2. Parallax-effecten (maan en zon). Aangezien de maan een elliptische baan volgt (fig. 4), varieert de afstand tussen de aarde en de maan in de loop van de maand met ongeveer 31.000 mijl. De getij veroorzakende kracht van de maan op het water van de aarde zal omgekeerd evenredig met de derde macht van de afstand tussen de aarde en de maan veranderen, in overeenstemming met de eerder genoemde variatie van Newtons gravitatiewet. Eenmaal per maand, wanneer de maan het dichtst bij de aarde staat (perigeum), zullen de getijde-genererende krachten groter zijn dan normaal, waardoor de getijden bovengemiddelde amplitudes zullen vertonen. Ongeveer twee weken later, wanneer de maan (bij apogeum) het verst van de aarde staat, zal de getij-opwekkende kracht van de maan kleiner zijn, en zullen de getijden minder dan gemiddeld zijn. Evenzo zullen in het aarde-zon-systeem, wanneer de aarde het dichtst bij de zon staat (perihelium), omstreeks 2 januari van elk jaar, de getijdebereiken groter zijn, en wanneer de aarde het verst van de zon staat (aphelium), omstreeks 2 juli, zullen de getijdebereiken kleiner zijn.

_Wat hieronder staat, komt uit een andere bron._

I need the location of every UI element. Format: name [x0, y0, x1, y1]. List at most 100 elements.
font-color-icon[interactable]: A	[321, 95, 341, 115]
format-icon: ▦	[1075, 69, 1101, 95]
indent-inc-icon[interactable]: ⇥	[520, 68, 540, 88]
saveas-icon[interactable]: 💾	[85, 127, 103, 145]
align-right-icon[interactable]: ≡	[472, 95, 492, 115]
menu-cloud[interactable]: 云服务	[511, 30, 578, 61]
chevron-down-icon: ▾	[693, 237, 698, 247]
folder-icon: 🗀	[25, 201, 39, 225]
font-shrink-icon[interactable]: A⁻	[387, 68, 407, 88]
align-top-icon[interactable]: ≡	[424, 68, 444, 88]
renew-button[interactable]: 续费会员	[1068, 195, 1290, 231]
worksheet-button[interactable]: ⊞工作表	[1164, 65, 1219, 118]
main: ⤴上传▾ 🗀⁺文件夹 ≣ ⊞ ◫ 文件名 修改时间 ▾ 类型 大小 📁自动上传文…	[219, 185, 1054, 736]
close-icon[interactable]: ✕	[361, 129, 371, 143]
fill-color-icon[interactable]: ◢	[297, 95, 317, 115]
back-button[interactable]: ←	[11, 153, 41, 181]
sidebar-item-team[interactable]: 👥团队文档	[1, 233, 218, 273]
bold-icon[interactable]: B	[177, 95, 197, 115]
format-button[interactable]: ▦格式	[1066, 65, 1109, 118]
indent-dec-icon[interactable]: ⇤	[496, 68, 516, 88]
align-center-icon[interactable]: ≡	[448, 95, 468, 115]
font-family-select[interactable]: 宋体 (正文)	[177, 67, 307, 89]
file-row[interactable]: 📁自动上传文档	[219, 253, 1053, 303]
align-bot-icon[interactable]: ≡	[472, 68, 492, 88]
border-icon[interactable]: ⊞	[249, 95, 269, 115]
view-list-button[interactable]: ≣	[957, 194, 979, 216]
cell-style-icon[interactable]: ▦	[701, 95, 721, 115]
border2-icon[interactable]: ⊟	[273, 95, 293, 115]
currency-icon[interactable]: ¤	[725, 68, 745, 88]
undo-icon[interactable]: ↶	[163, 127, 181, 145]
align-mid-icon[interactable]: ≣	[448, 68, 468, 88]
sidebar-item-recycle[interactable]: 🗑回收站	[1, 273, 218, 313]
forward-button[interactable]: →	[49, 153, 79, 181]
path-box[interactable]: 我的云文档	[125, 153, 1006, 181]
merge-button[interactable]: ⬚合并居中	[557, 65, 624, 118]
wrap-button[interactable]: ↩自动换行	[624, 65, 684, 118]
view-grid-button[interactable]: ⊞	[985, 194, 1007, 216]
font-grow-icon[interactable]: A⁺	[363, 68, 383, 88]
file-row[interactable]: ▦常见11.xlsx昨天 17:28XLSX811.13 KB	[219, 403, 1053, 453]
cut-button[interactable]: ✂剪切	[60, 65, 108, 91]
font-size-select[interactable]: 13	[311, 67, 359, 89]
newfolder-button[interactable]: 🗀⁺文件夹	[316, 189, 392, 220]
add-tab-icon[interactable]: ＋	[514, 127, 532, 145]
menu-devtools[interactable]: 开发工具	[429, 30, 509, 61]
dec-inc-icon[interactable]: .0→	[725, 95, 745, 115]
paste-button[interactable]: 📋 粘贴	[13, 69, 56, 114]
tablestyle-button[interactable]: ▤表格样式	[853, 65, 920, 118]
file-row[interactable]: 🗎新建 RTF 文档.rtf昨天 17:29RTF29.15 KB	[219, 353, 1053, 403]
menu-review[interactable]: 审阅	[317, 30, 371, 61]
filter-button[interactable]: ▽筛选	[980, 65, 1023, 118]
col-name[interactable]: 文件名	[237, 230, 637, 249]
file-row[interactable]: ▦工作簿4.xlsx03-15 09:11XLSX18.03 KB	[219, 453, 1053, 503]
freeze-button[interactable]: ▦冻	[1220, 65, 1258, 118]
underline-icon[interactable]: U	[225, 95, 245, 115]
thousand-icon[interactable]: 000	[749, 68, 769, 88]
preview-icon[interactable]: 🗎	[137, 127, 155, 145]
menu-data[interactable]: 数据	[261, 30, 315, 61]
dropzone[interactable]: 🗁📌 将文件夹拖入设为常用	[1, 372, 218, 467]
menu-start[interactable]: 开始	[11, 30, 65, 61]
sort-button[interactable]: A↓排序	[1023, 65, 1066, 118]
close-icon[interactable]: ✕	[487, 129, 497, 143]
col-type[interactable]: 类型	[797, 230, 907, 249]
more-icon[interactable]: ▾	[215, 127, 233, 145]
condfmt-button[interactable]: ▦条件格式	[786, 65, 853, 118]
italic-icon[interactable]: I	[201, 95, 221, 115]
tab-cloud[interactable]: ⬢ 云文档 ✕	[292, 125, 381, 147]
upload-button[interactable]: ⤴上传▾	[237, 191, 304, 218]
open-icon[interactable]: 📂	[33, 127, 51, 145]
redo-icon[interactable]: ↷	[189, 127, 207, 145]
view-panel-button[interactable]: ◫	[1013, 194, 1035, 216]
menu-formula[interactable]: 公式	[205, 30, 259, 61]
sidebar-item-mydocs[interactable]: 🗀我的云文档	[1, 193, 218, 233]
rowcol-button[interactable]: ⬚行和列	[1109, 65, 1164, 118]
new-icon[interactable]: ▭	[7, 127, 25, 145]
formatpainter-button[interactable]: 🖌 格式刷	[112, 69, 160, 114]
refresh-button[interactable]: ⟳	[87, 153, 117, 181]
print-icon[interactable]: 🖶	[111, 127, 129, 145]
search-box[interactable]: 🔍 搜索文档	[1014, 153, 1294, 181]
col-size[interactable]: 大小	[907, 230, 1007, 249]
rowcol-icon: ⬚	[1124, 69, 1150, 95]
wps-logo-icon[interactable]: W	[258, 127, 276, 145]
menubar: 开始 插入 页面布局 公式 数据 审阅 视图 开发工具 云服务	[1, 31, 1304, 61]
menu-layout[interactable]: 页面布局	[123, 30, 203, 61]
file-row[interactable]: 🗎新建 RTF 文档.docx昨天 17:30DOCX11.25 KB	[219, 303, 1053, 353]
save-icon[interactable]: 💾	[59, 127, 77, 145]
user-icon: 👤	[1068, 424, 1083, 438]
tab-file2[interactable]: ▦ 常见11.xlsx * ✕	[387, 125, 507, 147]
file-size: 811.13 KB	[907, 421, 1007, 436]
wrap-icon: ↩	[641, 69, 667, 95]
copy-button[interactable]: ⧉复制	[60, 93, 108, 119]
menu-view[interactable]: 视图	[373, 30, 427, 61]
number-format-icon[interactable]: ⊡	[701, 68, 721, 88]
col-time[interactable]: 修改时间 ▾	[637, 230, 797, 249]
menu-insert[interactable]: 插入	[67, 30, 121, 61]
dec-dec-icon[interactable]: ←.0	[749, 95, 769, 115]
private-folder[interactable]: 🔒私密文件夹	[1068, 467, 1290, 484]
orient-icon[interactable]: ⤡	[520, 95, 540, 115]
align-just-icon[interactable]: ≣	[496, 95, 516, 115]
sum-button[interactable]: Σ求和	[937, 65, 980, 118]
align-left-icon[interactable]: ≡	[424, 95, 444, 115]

De Lunar Parallax en Solar Parallax Inequalities
FIGUUR 4
Zowel de maan als de aarde draaien in elliptische banen en de afstanden van hun aantrekkingspunten variëren. Verhoogde gravitatie-invloeden en getijde-opwekkende krachten worden veroorzaakt wanneer de Maan op het perigeum staat, het dichtste bij de Aarde (eens per maand) of de Aarde op het perihelium staat, het dichtste bij de Zon (eens per jaar). Dit diagram toont ook het mogelijke samenvallen van perigeum en perihelium om getijden met een groter bereik te produceren.
Wanneer perigeum, perihelium, en hetzij de nieuwe hetzij de volle maan op ongeveer hetzelfde tijdstip samenvallen, resulteert dit in aanzienlijk grotere getijdebereiken. Wanneer apogeum, aphelium, en eerste- of derde-kwartiermaan ongeveer tegelijkertijd samenvallen, treden normaal aanzienlijk kleinere getijdebereiken op.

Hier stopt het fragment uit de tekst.